- Born: 1 January 1931 Podu Iloaiei, Romania
- Died: 6 January 2024 (aged 93)
- Spouse: Yocheved Unguru

Academic background
- Alma mater: University of Iași University of Wisconsin–Madison

Academic work
- Discipline: History of science
- Sub-discipline: Ancient and medieval mathematics, optics, natural philosophy
- Institutions: Tel Aviv University
- Doctoral students: Leo Corry

= Sabetai Unguru =

Israeli historian of mathematics and science (1931–2024)

Sabetai Unguru (שבתאי אונגורו, Shabtai Unguru; 1 January 1931 – 6 January 2024) was an Israeli historian of mathematics and science.

==Biography==
Sabetai Unguru was born in 1931 in Podu Iloaiei, Romania. He studied philosophy, philology, history, and mathematics at the University of Iași before immigrating to Israel in 1961. He obtained his Ph.D. in the history of science from the University of Wisconsin–Madison in 1970, and was an assistant and associate professor in the Department of History at the University of Oklahoma between 1970 and 1982.

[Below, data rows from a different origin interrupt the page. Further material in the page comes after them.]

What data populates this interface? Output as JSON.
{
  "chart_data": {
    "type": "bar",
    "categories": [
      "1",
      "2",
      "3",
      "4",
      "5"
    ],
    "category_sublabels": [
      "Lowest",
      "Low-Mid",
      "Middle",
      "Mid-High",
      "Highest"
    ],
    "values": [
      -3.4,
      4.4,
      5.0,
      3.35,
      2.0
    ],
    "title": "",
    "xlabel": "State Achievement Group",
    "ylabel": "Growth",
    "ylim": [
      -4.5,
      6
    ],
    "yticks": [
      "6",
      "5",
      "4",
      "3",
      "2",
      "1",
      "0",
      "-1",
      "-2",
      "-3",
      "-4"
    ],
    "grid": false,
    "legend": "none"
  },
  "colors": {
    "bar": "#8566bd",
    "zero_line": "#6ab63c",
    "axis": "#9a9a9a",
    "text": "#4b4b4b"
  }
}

Unguru was appointed associate professor at Tel Aviv University in 1983, and became full professor in 1987. He served as the Director of the Cohn Institute for the History and Philosophy of Science and Ideas at Tel Aviv University from 1991 to 1997.

Unguru died on 6 January 2024, at the age of 93.

==Selected works==
===Books===
- Fried, Michael N. (2001). "Apollonius of Perga's Conica: Text, Context, Subtext"
- Unguru, Sabetai (1991). "Witelonis Perspectivae liber secundus et liber tertius: Books II and III of Witelo's Perspectiva"
- Unguru, Sabetai (1989). "מבוא לתולדות המתמטיקה"
- Unguru, Sabetai (1977). "Witelonis Perspectivae liber primus: Book I of Witelo's Perspectiva"

===Articles===
- Unguru, Sabetai (1975). "On the Need to Rewrite the History of Greek Mathematics"
- Unguru, Sabetai (1979). "History of Ancient Mathematics: Some Reflections on the State of the Art."